Tapi aku tak ingin egois aku tahu pasti ada alasan yang kuat
kenapa mas Rama dan revan tak berterus terang denganku tentang itu semua,
akhirnya aku menganggukkan untuk melaksanakan 2 permintaan sekaligus, yaitu
permintaan Revan dan Ibunda Mas Rama.
Keesokannya kami melaksanakan permintaan itu dengan
sederhana disebuah masjid, tapi ternyata tak sesederhana apa yang aku
pikirkan,kedua belah keluargapun memaklumi ini semua dan memang pada dasarnya
kedua orang tuaku dan kedua orang tua Mas Rama memang sudah saling setuju jadi
tak ada halangan yang berarti dari keluarga kami, dan ternyata Revan telah menyiapkan segala sesuatu dengan
detail, mulai dari tempat, pakaian, seserahan, dan semuanya terkecuali cincin dan
mas kawin itu telah disiapkan mas Rama sebelum ibundanya memintaku untuk
menjadi anaknya. Revan dan keluarga hadir diacara itu dan aku dapat melihat
senyum tulus dan bahagia dari wajah revan, sambil duduk dikursi roda, revan
yang saat itu mengenakan pakaian putih dan rapih terus tersenyum dan tetap
ditangannya terdapat selang infus dan alat bantu pernapasan.
Suasanya berjalan kidmat dan tenang semua terlihat bahagia,
akupun sudah merelakan dan menerima mas Rama untuk menjadi pendampingku, bukan
lagi karena terpaksa demi memenuhi permintaan terakhir dan satu satunya dari
revan atau untuk menyenangkan kedua orang tuaku yang merasa bahwa mas Rama
adalah yang terbaik untukku, atau untuk melakasanakan pesan dari ibunda mas
Rama. ini semua aku lakukan karena sekarang aku sadar mereka berdua, mas Rama
ataupun Revan sama sama menyayangiku dan tuhan memiliki rencana yang indah,
karena aku bisa merasakan kebagaiaan saat ini untuk diriku sendiri. Walaupun
setelah aku merasakan kehancuran dan jatuh bangun dalam gejolak hati ku saat
dihadapkan dengan semua ujian dari tuhan.
Ijab dan qabul terjadi sesuai dengan syariat dan kami sudah
sah menjadi keluarga dan saat kata kata terakhir dari mas Rama saat membacakan
janji untuk bersamaku dan terdengar kata sah dari para saksi, tiba tiba revan
menarik napas dengan tersengal sengal dan aku segera menghampiri revan diikuti
dengan mas Rama dibelakangku, dan saat aku tepat dihadapannya dan mas rama juga
dihadapan revan, dia menyatukan tangan kami dan berkata berbahagialah kalian semoga menjadi keluarga yang bahagia dan diberkati
tuhan, selamat tinggal, kalian telah menjadi penutup hariku dengan bahagia.

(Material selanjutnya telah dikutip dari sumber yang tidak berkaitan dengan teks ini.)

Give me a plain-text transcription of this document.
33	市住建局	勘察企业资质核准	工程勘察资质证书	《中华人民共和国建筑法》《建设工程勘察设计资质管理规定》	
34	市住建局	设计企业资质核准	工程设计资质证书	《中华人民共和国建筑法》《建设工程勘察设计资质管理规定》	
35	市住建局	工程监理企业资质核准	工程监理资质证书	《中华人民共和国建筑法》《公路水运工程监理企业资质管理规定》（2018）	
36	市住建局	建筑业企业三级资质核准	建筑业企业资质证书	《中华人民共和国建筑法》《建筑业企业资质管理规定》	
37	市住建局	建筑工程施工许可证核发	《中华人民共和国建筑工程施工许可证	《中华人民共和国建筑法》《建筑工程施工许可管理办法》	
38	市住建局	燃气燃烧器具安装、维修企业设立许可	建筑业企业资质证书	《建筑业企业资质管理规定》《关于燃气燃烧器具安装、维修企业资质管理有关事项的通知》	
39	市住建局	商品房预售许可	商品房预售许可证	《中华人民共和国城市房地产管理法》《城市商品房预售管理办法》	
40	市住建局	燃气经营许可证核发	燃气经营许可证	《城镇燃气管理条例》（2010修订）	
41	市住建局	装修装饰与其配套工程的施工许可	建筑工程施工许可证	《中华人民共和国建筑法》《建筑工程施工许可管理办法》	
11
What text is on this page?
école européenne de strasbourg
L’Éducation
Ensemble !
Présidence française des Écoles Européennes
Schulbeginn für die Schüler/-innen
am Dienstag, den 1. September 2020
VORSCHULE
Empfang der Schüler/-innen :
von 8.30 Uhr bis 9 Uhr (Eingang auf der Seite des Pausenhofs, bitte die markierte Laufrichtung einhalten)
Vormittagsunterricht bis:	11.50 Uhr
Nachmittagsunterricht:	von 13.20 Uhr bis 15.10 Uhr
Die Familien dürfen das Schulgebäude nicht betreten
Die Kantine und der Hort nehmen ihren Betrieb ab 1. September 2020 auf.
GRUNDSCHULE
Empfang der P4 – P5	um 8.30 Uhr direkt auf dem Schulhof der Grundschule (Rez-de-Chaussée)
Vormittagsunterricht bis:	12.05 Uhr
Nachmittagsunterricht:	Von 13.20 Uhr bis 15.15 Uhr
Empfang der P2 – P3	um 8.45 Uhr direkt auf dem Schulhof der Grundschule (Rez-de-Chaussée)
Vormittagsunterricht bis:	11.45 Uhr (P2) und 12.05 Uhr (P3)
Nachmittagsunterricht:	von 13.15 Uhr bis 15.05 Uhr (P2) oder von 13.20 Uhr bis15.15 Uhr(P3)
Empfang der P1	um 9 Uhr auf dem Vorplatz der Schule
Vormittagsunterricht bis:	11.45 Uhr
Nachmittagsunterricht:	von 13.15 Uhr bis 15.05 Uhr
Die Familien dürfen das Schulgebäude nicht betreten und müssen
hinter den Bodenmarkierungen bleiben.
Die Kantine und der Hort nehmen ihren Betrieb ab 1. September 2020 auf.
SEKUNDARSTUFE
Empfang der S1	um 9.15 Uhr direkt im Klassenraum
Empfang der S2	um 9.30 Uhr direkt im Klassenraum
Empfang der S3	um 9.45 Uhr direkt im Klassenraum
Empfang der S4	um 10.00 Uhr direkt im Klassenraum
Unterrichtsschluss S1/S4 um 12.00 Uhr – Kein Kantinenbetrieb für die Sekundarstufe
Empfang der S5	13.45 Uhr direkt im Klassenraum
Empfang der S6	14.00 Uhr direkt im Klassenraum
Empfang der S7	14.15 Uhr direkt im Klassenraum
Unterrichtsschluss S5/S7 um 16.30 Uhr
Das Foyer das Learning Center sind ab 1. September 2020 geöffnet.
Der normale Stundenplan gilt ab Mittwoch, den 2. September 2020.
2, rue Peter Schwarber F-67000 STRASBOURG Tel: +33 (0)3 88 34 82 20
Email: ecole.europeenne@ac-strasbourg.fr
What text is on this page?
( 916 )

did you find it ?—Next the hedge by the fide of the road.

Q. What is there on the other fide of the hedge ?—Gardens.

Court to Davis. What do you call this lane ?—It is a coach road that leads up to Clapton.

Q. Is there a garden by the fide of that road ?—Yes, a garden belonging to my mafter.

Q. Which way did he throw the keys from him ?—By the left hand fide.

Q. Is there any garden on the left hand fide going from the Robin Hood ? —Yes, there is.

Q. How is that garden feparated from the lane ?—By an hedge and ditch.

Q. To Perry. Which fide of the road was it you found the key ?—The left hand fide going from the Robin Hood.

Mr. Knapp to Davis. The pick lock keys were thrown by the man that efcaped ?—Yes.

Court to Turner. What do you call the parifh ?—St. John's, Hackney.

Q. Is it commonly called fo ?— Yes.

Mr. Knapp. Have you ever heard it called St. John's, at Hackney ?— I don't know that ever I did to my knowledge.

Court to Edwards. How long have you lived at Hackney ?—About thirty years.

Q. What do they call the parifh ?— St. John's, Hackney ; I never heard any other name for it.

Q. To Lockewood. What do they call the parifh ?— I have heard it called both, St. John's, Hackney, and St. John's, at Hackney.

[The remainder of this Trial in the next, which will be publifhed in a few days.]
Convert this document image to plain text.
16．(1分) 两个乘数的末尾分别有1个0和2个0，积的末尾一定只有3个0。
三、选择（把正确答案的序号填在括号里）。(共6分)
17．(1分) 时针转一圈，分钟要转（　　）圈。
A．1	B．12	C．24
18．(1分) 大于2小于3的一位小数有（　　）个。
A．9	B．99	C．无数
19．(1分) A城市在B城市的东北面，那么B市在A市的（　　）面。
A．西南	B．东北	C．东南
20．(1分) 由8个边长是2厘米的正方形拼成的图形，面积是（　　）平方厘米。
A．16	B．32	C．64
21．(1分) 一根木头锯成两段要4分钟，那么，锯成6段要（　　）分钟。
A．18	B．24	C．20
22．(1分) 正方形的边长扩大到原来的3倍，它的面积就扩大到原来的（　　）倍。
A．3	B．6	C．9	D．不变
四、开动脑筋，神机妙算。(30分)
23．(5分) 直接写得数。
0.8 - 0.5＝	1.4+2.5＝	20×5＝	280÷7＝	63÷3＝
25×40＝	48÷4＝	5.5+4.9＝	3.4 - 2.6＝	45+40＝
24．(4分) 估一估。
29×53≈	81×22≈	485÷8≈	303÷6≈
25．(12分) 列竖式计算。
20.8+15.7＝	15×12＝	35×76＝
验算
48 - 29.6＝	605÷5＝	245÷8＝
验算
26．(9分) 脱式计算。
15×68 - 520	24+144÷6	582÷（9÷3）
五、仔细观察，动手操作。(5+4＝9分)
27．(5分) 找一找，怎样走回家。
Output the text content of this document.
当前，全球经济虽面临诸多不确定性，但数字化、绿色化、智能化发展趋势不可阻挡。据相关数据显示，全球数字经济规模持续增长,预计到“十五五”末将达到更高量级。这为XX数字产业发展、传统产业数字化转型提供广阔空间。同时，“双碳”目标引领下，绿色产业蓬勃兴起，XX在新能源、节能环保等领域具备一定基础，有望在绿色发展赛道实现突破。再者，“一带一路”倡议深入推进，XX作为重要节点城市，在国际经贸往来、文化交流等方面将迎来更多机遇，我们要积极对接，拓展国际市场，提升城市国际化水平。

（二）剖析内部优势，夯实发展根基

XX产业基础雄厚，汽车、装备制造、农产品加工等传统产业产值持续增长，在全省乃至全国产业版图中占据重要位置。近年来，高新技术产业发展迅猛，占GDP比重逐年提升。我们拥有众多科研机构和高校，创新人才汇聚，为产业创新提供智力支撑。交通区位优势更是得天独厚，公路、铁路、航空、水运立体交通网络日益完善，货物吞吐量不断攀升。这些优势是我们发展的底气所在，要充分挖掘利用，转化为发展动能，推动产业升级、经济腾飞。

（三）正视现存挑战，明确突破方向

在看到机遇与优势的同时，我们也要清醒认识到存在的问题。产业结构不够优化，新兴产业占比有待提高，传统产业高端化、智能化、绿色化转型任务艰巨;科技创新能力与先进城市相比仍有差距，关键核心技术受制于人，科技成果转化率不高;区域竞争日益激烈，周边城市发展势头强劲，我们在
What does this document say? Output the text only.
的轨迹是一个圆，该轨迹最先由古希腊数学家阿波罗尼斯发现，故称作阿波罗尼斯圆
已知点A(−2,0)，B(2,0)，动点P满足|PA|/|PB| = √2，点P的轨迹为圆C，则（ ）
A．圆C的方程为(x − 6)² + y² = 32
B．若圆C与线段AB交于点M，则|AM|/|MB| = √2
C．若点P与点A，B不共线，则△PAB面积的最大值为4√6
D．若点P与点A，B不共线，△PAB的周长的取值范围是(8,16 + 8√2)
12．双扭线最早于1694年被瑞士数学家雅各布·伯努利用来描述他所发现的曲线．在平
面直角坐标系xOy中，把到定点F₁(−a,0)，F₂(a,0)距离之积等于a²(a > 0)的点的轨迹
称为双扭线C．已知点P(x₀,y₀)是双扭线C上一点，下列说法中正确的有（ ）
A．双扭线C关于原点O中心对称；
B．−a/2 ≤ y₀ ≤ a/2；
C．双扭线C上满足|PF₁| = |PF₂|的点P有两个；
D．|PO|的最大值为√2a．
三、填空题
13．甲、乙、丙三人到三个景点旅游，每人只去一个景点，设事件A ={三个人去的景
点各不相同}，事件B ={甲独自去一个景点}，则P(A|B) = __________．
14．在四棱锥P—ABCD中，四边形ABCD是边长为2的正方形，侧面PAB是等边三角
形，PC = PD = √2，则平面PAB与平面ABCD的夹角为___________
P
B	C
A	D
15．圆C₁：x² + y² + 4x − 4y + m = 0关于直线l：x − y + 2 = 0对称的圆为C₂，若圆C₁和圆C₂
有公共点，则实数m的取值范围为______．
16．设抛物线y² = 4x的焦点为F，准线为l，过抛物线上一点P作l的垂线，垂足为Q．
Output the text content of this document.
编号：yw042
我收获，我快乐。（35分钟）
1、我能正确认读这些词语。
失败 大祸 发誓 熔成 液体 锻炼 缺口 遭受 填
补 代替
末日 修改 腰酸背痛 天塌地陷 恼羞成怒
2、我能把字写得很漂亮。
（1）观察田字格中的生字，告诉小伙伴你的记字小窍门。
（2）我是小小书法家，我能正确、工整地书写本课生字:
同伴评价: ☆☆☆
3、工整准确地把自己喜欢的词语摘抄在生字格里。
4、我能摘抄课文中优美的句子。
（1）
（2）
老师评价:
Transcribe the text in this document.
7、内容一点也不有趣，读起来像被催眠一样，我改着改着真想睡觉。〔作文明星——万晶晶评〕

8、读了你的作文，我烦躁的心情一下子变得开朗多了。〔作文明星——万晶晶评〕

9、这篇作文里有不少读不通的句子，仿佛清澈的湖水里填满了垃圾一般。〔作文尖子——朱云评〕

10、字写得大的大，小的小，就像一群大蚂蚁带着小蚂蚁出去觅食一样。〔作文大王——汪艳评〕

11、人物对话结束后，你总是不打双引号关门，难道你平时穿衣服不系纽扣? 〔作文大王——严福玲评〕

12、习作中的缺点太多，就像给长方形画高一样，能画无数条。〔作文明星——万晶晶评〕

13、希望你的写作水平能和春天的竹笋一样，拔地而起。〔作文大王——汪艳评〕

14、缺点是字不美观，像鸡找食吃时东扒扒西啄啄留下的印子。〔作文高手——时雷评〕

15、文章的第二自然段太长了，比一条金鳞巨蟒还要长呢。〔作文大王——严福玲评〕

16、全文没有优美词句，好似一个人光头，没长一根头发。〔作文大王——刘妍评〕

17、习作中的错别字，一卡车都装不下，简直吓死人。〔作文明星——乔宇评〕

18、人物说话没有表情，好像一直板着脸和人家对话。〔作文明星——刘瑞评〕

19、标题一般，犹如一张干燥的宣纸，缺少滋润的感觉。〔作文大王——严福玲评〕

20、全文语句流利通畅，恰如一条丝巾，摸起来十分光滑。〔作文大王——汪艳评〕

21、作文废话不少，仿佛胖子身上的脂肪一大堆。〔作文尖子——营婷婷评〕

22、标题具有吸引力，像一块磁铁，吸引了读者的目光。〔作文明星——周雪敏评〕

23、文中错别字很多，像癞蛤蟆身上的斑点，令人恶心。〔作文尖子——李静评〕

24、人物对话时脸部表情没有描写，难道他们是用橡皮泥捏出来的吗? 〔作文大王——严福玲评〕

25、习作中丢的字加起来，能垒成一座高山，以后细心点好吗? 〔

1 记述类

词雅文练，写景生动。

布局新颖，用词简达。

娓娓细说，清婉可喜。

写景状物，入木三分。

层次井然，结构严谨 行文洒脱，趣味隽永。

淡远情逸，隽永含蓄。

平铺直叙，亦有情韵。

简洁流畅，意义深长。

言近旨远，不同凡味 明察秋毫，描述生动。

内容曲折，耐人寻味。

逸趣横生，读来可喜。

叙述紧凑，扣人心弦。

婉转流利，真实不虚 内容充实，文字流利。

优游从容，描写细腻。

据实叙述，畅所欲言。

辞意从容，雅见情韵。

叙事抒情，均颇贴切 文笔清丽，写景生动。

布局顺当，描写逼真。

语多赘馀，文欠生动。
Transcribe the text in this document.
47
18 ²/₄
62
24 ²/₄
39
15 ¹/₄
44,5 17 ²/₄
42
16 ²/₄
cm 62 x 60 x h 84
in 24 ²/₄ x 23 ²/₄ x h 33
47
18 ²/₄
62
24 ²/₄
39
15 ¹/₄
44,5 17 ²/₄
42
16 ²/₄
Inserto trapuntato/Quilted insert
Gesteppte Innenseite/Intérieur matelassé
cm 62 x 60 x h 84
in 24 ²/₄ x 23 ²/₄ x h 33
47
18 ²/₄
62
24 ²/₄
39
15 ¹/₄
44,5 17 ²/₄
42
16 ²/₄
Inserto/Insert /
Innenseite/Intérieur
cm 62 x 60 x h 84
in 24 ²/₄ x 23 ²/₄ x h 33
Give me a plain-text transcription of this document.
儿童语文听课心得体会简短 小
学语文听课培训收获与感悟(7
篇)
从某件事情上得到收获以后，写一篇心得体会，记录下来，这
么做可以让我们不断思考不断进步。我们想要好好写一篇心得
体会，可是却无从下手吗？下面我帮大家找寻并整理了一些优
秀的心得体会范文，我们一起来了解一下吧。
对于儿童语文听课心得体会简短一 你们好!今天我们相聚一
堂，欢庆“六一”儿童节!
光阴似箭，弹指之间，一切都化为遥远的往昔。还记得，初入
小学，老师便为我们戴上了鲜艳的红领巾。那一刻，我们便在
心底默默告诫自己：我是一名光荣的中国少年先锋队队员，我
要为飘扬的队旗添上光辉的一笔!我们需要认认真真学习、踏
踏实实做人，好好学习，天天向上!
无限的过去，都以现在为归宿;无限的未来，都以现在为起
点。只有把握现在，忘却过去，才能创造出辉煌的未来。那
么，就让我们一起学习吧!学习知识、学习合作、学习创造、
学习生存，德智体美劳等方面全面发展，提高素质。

Saat itu tangisku tak dapat lagi aku tahan, bukan karena
sedih tapi karena bahagia telah dizinkan untuk mengenal dia , Revan yang dahulu
aku ganggu dan pernah menjadi bagian dari hari hariku yang bahagia, dan kini
telah menjadi sahabat yang memberikanku kebahagiaan yang terakhir yang dapat
diberinya .
itulah
aku kamu dia dan akhir yang bahagia untuk semuanya.